È dal punto di vista narrativo però che si sente che manca “qualcosa”. Nonostante i ragazzi di Ubisoft abbiamo messo in piedi un contesto socio-politico credibile, con tanto di una corposa gerarchia narcos, manca il pathos , mancano i personaggi indimenticabili e ben caratterizzati che spingono a proseguire l’avventura. La storia del cartello di Santa Blanca scorre via senza convincere, senza né alti né bassi, non punge mai. Dimenticatevi il Pablo Escobar della serie tv Narcos: Wildlands – purtroppo – è tutta un’altra storia. Una storica dimenticabilissima.

Un po’ come già visto con i racket di Mafia III, per poter arrivare in cima al Cartello e colpire il capo dei capi, ovvero El Sueno, il giocatore dovrà destabilizzare i quattro pilastri del narcotraffico del Cartello di Santa Blanca: sicurezza, produzione, influenza e contrabbando. Per destabilizzare ognuna delle 4 operazioni, e quindi portare allo scoperto il capo che se ne occupa, vanno prima eliminati i tirapiedi, i cosiddetti “buchon”. Prima di farlo vanno però recuperate diverse informazioni utili per riuscire a scovarli. Purtroppo, proprio come in Mafia III, il continuo ripetersi, ciclico e standardizzato, dell’azione “cerca informazioni-elimina capetti-elimina capo” annoia un po’. Fortunatamente a rendere il tutto più vivace rispetto al collega targato 2K Games ci pensa la buona varietà delle missioni e il tatticismo degli scontri, ma vista la lunghezza della campagna, a lungo andare, la noia arriverà comunque. È inevitabile.
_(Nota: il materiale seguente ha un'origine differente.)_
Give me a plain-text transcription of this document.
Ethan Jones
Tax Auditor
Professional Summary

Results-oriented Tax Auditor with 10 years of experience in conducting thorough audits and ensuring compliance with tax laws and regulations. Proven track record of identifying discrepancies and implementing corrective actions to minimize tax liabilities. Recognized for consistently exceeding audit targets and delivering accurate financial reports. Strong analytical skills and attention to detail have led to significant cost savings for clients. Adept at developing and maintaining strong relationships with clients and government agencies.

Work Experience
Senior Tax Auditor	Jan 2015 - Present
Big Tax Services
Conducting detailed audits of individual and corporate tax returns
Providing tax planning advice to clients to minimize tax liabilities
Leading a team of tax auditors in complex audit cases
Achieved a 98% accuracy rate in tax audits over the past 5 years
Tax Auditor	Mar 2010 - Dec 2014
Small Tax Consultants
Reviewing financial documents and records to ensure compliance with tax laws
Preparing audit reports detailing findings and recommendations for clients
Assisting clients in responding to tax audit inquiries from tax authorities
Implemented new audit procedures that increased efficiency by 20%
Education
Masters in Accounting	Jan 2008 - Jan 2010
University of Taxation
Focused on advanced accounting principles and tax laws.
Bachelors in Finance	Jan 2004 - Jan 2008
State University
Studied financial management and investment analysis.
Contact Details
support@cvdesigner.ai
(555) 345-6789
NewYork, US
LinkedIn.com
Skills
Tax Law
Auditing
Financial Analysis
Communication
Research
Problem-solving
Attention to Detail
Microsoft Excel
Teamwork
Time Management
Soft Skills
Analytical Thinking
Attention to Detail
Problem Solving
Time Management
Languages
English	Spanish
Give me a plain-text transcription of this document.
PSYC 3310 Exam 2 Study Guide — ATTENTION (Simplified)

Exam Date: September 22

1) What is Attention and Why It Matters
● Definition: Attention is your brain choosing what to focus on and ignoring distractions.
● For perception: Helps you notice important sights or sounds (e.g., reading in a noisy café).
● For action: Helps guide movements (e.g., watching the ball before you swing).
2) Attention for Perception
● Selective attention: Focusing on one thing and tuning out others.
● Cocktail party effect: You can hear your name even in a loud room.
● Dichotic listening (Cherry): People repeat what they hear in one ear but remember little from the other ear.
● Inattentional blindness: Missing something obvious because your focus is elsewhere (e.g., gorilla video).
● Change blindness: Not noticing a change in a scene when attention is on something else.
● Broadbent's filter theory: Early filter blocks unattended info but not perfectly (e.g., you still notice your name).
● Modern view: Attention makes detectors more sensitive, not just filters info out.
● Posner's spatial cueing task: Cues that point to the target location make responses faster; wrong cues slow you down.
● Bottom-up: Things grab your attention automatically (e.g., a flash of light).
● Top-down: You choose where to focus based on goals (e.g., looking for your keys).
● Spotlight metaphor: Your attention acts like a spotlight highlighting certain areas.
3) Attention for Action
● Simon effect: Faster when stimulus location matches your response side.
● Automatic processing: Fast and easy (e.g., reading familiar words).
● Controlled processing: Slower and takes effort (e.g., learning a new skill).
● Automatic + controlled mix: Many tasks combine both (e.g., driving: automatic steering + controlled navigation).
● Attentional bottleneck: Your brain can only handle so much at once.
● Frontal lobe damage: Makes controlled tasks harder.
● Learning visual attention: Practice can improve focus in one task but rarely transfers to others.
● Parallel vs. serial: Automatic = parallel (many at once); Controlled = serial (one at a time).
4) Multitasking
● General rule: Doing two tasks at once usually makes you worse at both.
Il cuore pulsante dell’esperienza di gioco è però da ricercare anche nella componente tattica (stiamo parlando di uno sparatutto storicamente tattico), e non solo nelle dinamiche open world. Ogni missione prevede infatti un approccio fondamentalmente (e idealmente) strategico, reso possibile grazie ai numerosi gadget e strumenti che il giocatore può sfruttare: un drone per sorvolare l’area e marcare i nemici con la possibilità di ordinare ai compagni di squadra (gestiti da una buona IA o gli amici in co-op) di eliminare determinati bersagli; un binocolo; visore termico o a raggi infrarossi e, ovviamente, moltissime bocche da fuoco, tutte personalizzabili e potenziabili alla bisogna. A tutto ciò si aggiungono le già citate abilità di supporto e un sistema di crescita del personaggio, che rendono le possibilità belliche e strategiche del giocatore ancora più ampie. Il pacchetto contenutistico di Ghost Recon Wildlands è piuttosto ricco, e pur essendo alla sua “prima volta” come open world si percepisce l’esperienza di Ubisoft nel campo (ricordiamo che la società francese ha già prodotto altri open world come Far Cry, Watch Dogs, Assassin’s Creed e The Division). Non dimentichiamo infine che Ghost Recon Wildlands ha anche una modalità cooperativo fino a 4 giocatori che permette di prendere parte a missioni insieme ad altri tre amici online.

Ghost Recon Wildlands è un festival di alti e bassi. Un mondo di gioco vasto, graficamente ben realizzato e abbastanza ricco di contenuti viene penalizzato da una struttura di gioco inizialmente varia ma che, a lungo andare, si rivela ripetitiva per via della sua natura ciclica. Ma quello che più manca a questo titolo è il carattere, la personalità, un contesto narrativo forte e vibrante.